Dans Le Figaro, choc des cultures : un juré du prix Renaudot et romancier publié chez Gallimard, Mohammed Aïssaoui, se livre à un «décryptage» du fameux best-seller.
Pour lui, l’Américaine exploite un sujet porteur : «Raconter une histoire du point de vue d’une employée de maison est génial: c’est un personnage invisible qui voit tous les travers de près!»
Superhôte d’Amélie Cordonnier, publié fin mars par Flammarion, et La Vie des gens libres de Marie-Ève Lacasse, sorti début avril au Seuil, s’inscrivent dans cette veine. On peut ajouter à la liste Propre, de la Chilienne Alia Trabucco Zeran, prix Femina du roman étranger 2024, chez Robert Laffont.
D’après sa traductrice française, Karine Forestier, on aurait tort de croire que le potentiel de Freida McFadden s’arrête à La Femme de ménage et ses trois suites, un peu moins réussies, Les Secrets de la femme de ménage, La femme de ménage voit tout (déjà parus) et La femme de ménage se marie (à paraître en mai en français).
«Je me fais avoir»
La Prof et La Psy, explique-t-elle à l’AFP, «sont différents. J’y ai retrouvé sa patte, l’alternance des points de vue, mais des ficelles qui ne sont pas les mêmes».
La Prof, disait samedi sur France Inter la directrice générale de J’ai lu, Hélène Fiamma, «est à titre très personnel mon préféré». Admirative, elle n’a jamais pu rencontrer cette autrice qui cultive le mystère.

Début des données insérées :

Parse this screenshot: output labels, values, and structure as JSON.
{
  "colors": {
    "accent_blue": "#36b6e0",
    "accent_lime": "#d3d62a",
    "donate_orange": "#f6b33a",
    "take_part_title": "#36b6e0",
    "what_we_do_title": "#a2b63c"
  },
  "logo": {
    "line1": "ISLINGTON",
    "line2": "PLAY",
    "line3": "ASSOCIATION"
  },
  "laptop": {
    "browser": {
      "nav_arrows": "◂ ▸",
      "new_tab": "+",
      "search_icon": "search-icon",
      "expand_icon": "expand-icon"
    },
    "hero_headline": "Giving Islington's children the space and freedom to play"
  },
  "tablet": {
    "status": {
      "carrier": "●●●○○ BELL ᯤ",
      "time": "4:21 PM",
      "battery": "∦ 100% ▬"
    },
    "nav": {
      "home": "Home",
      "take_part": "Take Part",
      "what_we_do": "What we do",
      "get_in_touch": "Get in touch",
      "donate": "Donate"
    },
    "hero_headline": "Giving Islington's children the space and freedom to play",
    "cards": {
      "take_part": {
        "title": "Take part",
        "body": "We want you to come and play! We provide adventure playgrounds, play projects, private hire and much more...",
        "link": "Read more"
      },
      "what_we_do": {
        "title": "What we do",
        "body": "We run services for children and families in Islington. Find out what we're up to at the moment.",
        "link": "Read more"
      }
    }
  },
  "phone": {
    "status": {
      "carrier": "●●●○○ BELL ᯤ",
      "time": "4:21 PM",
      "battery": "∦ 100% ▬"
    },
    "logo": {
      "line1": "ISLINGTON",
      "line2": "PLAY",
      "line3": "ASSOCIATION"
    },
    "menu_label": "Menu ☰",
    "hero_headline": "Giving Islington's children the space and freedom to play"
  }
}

L’Américaine porte non seulement un nom de plume, mais aussi une perruque sur toutes les photos. Tout juste sait-on qu’à 44 ans, elle exerce comme médecin spécialiste des lésions cérébrales, à temps partiel désormais, dans la région de Boston.
Hélène Fiamma voit en elle un génie de l’intrigue. «Cette auteure a un art de la narration, et notamment de ce qu’on appelle le twist, qui est absolument exceptionnel», décrit-elle. «Je me dis: bon, tu vas m’emmener là, je le sais très bien, c’est lui qui a fait le coup, etc. etc. Et à chaque fois… je me fais avoir».
La Femme de ménage est adapté au cinéma avec Sydney Sweeney dans le rôle-titre. Le film sort en France le 24 décembre et aux États-Unis le lendemain.